The Food and Drug Administration has approved humanitarian use of Medtronic's experimental deep brain stimulation device to treat severe obsessive-compulsive disorder.

It is the first approval for deep brain stimulation for a psychiatric condition. The technique is being studied for a variety of neurologic and psychiatric disorders, including treatment-refractory depression and Tourette syndrome.

Under the special Humanitarian Device Exemption (HDE) approval, Medtronic can market its device, Reclaim DBS Therapy, for obsessive-compulsive disorder (OCD). But the company will likely not pursue any marketing since it has not proved effectiveness, Mark Rise, Ph.D., a distinguished scientist in Medtronic's neuromodulation division, said in an interview. Also, under FDA rules, Medtronic can recover only the cost of research, development, fabrication, and distribution for Reclaim.

Medtronic will not pursue further development of Reclaim for OCD and is not sponsoring any studies in that condition. Instead, it will pursue the indication of treatment-resistant depression for the device, Dr. Rise said.

To gain HDE approval, a device must be intended to treat or diagnose a condition affecting fewer than 4,000 people per year in the United States. (Reclaim for OCD is currently intended to treat severe OCD patients for whom medication and psychotherapy is not working.) Also, a manufacturer has only to “demonstrate the safety and probable benefit” for a device to receive approval.

“Deep brain stimulation using the Reclaim system may provide some relief to certain patients with severe obsessive-compulsive disorder who have not responded to conventional therapy,” said Dr.

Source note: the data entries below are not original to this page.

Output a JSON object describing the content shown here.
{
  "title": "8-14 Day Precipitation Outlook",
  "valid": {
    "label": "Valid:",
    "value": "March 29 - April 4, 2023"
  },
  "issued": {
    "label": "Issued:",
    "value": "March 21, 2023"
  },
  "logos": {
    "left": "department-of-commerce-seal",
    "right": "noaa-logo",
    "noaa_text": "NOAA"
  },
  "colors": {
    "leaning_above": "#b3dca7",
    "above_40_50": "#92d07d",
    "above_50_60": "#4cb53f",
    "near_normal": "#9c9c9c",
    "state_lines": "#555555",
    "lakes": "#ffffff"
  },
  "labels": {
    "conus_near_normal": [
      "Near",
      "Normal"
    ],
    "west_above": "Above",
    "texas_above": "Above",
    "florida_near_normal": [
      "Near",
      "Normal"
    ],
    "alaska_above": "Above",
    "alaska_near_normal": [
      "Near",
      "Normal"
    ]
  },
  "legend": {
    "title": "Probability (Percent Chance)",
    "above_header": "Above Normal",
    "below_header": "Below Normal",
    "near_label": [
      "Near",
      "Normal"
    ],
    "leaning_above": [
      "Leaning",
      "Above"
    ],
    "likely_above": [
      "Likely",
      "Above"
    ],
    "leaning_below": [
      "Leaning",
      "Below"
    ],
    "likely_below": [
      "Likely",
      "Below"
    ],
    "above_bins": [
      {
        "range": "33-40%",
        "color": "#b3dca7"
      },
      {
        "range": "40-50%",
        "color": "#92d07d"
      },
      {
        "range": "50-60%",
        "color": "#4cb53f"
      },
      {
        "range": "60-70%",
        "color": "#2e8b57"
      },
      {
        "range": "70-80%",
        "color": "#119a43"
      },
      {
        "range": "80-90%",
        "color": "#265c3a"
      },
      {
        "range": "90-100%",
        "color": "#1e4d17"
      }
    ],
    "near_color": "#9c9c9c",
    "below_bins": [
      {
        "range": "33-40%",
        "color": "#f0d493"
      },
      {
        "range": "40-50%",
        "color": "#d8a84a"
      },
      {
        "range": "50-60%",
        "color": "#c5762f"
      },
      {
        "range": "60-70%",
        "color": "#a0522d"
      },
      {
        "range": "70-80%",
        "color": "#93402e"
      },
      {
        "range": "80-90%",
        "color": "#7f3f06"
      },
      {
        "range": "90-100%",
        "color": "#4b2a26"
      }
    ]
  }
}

Daniel Schultz, director of FDA's Center for Devices and Radiological Health. It is not a cure, however. “Individual results will vary and patients implanted with the device are likely to continue to have some mild to moderate impairment in functioning.

The agency approved Reclaim after reviewing data on 26 patients with treatment-resistant OCD. The most recent update of data on those patients was presented at the American Association of Neurological Surgeons annual meeting in April 2008.

According to the FDA, on average, patients had a 40% reduction in symptoms after 12 months of therapy.